Light sensitivity and spots in vision, both of which can be a result of tear film disturbance, best distinguished dry eye from relatively normally-sighted controls (glaucoma suspects). Visual disturbances like spots in vision may reflect the perception of an imperfect ocular surface leading to wavefront aberrations and light scattering [
11,
32‐
35]. Superficial corneal lesions (measured by OSS) caused by dry eye can lead to light sensitivity through irritation of trigeminal afferents [
12,
32]. In agreement with our findings, dry eye has been suggested to be the most common cause of light sensitivity [
12].
Light sensitivity was also more common in dry eye patients as opposed to those with glaucoma, though additional symptoms more common in glaucoma could also differentiate the conditions. Partly consistent with prior work describing the symptoms most strongly associated with glaucoma severity in a glaucoma population, [
20] we found that experiencing poor peripheral vision, better vision in one eye, and missing patches of vision differentiate glaucoma and dry eye patients. Indeed, these visual symptoms should only rarely occur in dry eye as visual problems should not vary across parts of the visual field. Notably, cloudy vision was non-specific and described at a similar frequency in both glaucoma and dry eye in our study, consistent with prior work showing cloudy vision symtpoms being more prevalent in dry eye related to contact lens wear [
24,
33].
Light sensitivity could not distinguish dry eye from cataracts, as cataracts can also cause light sensitivity via light scattering, along with other common visual symptoms in cataracts including blurry vision, worsening vision, changes in color vision, halos, light sensitivity, and glare [
34,
35]. We did identify other symptoms that could distinguish patients with cataract from dry eye, including worsening vision and feeling blind (more common in cataract patients), and spots in vision or vision that varies across the week are (more common in dry eye patients). With cataract, patients frequently complain of loss of visual acuity as a cataract progresses, [
35] and with our study focusing on patients ready for cataract surgery, recent visual worsening would be common. Vision varying over the course of the week also differentiated dry eye from cataracts (but not other conditions), verifying the notion that cataract effects should be constant, while dry eye can affect vision differently on a short-term basis, [
36] i.e. immediately after waking up or after prolonged screen time as a result of fluctuating frequency of blinking during computer-related work [
36,
37].
This study provides data that can be used to incorporate patient-reported visual symptoms in the diagnosis of eye disease and patient communication. We highlight symptoms which can be relatively sensitive and specific in distinguishing dry eye from other common ocular conditions.

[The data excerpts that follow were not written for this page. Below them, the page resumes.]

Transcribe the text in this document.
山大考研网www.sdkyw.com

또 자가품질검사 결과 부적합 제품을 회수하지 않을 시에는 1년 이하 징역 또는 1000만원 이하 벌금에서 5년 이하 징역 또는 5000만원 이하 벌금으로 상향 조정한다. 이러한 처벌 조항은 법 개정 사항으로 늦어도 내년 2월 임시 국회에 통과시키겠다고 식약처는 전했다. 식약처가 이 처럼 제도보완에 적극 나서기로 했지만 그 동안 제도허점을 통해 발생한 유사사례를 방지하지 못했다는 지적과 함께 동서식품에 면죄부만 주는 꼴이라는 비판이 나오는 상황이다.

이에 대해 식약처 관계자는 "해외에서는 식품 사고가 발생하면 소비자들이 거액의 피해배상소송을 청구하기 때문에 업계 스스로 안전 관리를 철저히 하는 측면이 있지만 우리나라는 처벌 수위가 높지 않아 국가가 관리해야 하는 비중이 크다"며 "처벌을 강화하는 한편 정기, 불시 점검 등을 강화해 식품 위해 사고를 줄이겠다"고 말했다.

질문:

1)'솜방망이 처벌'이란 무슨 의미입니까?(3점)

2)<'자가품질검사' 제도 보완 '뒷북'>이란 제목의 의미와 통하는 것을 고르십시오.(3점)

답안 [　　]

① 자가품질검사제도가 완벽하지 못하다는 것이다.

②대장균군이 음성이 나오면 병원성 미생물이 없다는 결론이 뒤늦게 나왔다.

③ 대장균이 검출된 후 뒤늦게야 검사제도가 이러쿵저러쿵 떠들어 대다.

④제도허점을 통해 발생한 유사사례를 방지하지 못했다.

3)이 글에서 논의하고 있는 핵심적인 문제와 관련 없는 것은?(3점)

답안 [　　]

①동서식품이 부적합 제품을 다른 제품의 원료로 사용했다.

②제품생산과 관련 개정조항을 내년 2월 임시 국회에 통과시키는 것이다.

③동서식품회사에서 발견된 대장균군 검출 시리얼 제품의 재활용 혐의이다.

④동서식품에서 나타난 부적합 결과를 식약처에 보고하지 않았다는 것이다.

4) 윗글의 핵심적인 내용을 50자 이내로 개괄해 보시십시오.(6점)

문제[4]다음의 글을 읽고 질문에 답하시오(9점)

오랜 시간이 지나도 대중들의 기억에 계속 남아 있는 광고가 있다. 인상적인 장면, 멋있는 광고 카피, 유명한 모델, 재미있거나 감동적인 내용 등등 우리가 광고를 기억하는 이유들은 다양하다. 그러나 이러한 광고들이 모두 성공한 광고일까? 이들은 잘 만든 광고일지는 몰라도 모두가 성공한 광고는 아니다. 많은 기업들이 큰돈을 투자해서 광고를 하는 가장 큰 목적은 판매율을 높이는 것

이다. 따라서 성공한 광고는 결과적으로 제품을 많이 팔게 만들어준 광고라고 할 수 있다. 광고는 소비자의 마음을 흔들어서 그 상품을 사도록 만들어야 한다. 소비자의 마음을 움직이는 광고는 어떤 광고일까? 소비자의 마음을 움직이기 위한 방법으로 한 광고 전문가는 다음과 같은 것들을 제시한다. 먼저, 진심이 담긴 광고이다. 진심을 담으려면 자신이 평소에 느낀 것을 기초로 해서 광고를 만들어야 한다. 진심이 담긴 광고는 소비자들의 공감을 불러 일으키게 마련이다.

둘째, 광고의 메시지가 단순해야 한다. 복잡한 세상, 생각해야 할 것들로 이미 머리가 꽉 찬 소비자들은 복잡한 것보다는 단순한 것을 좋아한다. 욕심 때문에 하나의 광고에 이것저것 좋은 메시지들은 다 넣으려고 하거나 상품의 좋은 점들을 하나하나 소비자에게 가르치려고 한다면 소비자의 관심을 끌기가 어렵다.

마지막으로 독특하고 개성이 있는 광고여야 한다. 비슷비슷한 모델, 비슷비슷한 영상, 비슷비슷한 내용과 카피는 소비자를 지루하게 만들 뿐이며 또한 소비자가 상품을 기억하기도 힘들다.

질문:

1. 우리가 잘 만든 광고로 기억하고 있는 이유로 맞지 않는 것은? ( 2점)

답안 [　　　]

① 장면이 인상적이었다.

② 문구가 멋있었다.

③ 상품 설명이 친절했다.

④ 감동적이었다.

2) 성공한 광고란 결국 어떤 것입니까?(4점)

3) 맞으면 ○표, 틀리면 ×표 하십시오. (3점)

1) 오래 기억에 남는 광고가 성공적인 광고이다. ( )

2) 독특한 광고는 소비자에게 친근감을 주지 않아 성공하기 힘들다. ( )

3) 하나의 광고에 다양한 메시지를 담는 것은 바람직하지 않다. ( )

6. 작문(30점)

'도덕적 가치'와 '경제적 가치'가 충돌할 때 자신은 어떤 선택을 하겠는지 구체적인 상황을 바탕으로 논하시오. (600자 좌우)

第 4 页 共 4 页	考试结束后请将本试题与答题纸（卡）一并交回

Given the low and inconsistent associations between the symptoms and signs of dry eye disease, visual symptoms should be carefully considered even if objective measures do not strongly support dry eye [
38]. For example, corneal neuropathy can occur in chronic dry eye and produce symptoms of dry eye such as light sensitivity even after the ocular surface findings of dry eye have mostly resolved [
12]. Chronicity of dry eye or underlying disease may cause neurotrophic changes and these patients may not have typical dry eye symptoms such as burning, irritation, and pain but rather primarily light sensitivity and fluctuations in their vision [
6]. However, using visual symptoms alone to diagnose ophthalmologic conditions is unlikely to be sufficient as visual symptoms common in dry eye are often non-specific, and should be interpreted in the context of physical exam tests when possible (i.e. to rule out other conditions) [
39]. Notably, when physical exam data of the eye are not readily available (i.e. in non-ophthalmology offices, telehealth, low resource, or outreach settings), patient reported visual symptoms may be the primary information on which providers can make judgments on diagnosis and treatment. Additionally, symptoms can be iteratively assessed in follow up visits as new sets of symptoms may suggest the presence of advanced dry eye, cataract, or glaucoma, though not necessarily the progression of any study conditions. The data in our study is particularly useful in the context of distinguishing severe dry eye from
visually significant glaucoma (judged by mean deviation cutoffs) or cataract (judged by the decision for surgery), reflecting the patients included in the study. Thus, our findings may not be useful in detecting early stages of disease as part of telemedicine visits or other similar settings. Symptoms still serve a purpose in ophthalmology clinics when an eye exam is possible; when a patient feels listened to, outcomes improve both in the form of accurate diagnosis and increased treatment adherence [
40,
41].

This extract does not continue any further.